2. Terry replies at 22nd April 2007, 1:19 pm :
I just voted.
3. sherry replies at 22nd April 2007, 3:02 pm :
Thanks, Terry. That makes two votes so far ;-). The more the merrier, whether for me or not.
4. Charles W. replies at 23rd April 2007, 8:27 am :
Nice poem Sherry. I know a place like that, It’s really nice to be there when it starts to rain, or snow. And my wife says the same thing about clotheslines but, alas, I have turned her clothesline t-posts into trellises for the clematises.
charlie w
5. Tommy replies at 23rd April 2007, 9:43 am :
I remember that the married and graduate student housing had clotheslines out back of each building. They also had large laundry rooms.
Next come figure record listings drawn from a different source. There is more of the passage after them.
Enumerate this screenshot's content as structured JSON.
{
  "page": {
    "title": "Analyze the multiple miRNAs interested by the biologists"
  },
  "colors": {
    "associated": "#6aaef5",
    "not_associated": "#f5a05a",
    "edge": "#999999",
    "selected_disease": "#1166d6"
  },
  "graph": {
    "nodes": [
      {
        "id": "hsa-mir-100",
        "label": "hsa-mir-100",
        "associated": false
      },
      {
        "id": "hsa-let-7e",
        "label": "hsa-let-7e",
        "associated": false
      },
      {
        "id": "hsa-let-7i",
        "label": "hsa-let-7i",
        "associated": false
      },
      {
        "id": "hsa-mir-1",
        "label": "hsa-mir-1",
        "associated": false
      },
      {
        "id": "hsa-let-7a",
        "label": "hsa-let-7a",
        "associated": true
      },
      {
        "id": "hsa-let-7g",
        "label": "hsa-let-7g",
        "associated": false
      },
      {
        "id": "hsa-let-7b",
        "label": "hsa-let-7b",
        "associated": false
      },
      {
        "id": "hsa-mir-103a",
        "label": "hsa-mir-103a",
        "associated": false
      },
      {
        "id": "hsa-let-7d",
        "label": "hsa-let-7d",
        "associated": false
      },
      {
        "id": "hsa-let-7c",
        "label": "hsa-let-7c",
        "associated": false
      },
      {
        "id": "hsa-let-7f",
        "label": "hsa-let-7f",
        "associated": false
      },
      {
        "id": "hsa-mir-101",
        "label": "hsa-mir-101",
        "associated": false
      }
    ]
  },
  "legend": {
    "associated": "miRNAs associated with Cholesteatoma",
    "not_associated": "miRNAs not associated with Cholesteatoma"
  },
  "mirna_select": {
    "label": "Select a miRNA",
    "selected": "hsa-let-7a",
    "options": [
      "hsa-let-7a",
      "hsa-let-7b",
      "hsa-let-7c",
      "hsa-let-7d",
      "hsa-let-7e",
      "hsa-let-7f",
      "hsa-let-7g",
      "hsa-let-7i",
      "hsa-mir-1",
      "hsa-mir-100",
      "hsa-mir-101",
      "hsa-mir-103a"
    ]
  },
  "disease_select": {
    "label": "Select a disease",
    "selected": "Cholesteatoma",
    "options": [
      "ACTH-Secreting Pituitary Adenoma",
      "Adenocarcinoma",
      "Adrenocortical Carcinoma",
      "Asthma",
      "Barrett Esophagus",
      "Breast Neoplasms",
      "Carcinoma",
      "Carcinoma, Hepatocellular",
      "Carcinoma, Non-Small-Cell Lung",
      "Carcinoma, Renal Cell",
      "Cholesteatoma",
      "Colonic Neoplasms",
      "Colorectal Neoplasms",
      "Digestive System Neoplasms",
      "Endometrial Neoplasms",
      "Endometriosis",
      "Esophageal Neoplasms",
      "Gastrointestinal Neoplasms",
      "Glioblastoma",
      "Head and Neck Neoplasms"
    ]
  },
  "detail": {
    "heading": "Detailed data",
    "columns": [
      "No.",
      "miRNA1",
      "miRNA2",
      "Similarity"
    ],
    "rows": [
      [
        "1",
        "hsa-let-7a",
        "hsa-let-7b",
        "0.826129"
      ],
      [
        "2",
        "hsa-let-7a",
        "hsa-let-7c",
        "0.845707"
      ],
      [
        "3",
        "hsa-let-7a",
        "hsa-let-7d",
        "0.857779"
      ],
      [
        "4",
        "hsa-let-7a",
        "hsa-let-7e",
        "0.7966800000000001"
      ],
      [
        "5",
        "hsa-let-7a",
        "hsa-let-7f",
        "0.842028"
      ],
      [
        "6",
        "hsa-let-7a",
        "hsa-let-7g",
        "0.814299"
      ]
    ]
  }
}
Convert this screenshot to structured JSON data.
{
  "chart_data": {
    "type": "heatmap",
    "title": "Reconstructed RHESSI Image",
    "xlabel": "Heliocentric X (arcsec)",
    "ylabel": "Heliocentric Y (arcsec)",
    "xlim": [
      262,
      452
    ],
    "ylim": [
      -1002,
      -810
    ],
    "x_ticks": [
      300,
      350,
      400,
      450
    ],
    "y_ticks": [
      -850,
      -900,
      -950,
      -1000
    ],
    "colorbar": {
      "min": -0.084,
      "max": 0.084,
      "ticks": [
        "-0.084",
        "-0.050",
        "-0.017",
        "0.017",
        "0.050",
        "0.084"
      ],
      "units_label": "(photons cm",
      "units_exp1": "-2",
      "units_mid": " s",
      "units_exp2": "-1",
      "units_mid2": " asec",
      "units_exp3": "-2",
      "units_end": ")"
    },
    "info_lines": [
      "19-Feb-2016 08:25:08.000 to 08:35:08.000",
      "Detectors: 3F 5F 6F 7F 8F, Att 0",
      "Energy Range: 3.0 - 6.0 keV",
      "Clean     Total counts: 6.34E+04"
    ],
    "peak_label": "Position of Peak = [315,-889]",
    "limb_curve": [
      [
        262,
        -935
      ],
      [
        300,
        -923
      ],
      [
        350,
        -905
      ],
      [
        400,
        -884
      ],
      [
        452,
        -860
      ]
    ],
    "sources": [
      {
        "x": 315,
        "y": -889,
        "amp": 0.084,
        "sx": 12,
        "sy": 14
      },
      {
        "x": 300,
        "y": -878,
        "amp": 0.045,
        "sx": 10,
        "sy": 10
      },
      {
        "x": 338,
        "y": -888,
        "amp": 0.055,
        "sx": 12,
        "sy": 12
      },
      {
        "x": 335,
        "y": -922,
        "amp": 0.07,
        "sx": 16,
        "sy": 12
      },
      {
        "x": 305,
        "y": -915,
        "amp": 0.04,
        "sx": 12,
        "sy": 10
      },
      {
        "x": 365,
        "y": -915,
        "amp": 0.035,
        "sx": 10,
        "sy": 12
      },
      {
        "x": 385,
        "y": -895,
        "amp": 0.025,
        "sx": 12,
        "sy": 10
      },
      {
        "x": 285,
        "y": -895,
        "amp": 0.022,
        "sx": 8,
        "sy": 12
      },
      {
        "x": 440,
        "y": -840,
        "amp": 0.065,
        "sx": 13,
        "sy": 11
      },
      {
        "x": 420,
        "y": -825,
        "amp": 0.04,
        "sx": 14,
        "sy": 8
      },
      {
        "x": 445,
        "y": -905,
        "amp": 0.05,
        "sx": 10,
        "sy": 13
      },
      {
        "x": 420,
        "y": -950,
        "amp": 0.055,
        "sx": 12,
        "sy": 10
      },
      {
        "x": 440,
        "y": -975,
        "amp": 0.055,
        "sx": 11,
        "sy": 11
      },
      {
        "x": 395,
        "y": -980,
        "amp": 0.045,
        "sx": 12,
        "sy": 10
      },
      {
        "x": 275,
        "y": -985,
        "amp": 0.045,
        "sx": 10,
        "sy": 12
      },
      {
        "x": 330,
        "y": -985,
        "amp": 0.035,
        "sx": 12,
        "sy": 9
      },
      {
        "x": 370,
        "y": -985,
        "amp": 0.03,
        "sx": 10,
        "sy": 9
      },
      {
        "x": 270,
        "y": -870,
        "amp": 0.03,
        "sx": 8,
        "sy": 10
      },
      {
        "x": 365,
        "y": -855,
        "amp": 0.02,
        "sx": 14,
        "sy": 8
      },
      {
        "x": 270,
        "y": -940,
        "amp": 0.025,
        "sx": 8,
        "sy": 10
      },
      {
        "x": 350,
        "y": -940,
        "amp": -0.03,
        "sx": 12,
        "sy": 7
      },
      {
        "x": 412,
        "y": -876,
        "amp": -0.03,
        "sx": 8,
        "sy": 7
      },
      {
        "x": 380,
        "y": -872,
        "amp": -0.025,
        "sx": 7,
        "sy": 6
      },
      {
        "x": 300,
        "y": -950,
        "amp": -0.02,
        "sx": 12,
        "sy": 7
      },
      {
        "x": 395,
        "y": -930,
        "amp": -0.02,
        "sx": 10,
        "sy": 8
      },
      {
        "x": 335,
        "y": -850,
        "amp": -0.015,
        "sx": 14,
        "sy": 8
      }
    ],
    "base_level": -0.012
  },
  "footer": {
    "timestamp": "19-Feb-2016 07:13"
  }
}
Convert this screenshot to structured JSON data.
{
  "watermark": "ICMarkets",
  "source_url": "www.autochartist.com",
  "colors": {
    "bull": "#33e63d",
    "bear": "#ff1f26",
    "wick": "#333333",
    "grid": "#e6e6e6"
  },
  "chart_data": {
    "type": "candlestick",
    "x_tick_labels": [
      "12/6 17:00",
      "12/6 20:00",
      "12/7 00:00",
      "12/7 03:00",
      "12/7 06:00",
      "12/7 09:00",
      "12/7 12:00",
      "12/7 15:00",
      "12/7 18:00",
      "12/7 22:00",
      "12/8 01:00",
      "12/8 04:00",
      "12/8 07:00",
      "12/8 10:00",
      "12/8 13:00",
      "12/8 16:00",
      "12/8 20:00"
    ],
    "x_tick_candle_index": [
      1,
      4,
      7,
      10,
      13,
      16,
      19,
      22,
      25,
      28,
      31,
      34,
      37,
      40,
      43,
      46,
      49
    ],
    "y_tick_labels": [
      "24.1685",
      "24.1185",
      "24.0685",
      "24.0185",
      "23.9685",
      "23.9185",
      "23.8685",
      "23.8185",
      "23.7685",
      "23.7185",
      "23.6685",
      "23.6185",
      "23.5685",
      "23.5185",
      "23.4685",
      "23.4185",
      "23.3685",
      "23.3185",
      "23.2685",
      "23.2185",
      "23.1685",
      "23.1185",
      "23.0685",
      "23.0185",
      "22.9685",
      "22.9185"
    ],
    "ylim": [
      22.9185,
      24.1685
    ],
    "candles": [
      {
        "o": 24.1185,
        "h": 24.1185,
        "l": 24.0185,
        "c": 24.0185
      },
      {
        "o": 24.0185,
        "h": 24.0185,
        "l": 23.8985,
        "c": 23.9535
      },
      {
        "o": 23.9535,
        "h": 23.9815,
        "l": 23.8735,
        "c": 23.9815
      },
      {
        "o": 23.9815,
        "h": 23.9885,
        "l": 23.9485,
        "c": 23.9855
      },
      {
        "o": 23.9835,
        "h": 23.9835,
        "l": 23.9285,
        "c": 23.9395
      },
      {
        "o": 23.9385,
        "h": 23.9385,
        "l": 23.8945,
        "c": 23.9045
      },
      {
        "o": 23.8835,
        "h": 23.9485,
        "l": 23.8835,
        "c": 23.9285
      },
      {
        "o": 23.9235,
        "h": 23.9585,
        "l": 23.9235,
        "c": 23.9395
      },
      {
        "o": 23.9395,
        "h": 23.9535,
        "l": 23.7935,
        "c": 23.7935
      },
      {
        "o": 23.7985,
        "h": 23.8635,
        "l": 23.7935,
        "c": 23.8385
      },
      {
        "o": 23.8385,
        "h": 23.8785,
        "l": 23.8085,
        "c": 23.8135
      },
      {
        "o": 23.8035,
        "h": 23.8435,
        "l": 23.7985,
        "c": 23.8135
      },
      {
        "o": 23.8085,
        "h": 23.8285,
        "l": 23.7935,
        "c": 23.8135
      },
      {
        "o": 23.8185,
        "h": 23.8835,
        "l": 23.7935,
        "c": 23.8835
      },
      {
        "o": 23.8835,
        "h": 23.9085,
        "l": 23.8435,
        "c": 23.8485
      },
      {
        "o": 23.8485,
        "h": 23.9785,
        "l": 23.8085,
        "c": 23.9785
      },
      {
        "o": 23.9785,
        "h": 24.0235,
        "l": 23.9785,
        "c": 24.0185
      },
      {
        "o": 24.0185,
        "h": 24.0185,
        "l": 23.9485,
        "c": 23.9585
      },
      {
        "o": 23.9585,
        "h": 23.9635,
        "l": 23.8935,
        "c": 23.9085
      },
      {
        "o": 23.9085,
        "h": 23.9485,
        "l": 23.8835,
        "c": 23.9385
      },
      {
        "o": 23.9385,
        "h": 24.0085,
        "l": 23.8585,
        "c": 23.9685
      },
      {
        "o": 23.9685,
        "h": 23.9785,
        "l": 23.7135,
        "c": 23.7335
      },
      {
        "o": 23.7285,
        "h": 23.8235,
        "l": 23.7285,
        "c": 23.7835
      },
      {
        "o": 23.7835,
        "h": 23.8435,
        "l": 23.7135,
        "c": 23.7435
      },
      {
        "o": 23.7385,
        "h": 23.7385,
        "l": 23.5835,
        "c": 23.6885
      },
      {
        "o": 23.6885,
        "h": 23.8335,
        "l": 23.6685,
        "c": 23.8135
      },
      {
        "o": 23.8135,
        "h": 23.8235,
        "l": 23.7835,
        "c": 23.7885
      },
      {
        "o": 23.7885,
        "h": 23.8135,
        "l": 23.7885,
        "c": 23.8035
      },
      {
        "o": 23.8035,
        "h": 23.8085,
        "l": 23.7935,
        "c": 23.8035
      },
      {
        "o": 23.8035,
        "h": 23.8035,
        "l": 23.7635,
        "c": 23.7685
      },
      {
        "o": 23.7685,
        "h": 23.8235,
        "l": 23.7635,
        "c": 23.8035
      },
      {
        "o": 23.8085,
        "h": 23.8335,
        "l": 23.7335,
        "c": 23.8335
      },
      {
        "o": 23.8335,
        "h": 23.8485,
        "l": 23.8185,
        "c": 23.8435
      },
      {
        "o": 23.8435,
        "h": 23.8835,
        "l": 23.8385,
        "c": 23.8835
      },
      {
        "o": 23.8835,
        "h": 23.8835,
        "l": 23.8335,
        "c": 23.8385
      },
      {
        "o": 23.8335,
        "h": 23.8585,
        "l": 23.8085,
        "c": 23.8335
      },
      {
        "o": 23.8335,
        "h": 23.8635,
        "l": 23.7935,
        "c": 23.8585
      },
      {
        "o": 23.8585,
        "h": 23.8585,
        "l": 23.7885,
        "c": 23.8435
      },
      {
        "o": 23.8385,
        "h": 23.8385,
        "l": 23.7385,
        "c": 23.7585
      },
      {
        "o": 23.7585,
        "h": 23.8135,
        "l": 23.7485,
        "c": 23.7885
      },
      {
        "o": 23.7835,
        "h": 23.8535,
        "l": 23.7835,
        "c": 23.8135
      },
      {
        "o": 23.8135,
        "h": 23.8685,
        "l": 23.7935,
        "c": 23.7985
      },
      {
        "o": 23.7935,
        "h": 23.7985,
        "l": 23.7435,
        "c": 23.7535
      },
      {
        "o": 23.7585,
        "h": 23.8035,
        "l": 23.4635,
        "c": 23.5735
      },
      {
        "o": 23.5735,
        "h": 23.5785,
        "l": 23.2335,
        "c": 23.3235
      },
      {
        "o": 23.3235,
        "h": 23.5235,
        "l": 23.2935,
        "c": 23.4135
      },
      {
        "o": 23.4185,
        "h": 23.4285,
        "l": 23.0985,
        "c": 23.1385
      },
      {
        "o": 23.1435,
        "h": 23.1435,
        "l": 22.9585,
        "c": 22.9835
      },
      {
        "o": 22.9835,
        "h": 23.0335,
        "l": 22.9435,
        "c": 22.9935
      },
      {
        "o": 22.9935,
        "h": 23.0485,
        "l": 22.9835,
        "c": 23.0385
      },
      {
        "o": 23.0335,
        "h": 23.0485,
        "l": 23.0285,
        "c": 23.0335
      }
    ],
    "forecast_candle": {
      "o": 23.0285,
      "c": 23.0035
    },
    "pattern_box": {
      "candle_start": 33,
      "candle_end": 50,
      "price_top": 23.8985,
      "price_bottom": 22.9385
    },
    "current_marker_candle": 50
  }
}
Centre had a measly two or three pairs of washer/dryer in each building. We really had to share the facilities.
None of the apartment blocks I’ve lived in have had clotheslines, although they’ve had plenty of machines.
Philistines, the lot of ‘em.
6. sherry replies at 23rd April 2007, 11:07 am :
Thanks, Charlie. And Tommy. In Who Killed the Electric Car, some one whose name and significance I’ve forgotten said, in effect, that Americans are afraid they’ll be forced to live like (gasp!) Europeans. Seems to me that British houses and apartments anyway have more accommodation for the air drying of clothes. Harry can correct me on that.
7. sherry replies at 24th April 2007, 6:04 am :
Oh, and Charlie, I think there must be something primal about women and clotheslines. Many of the (older) women poets I know have written poems about hanging out clothes.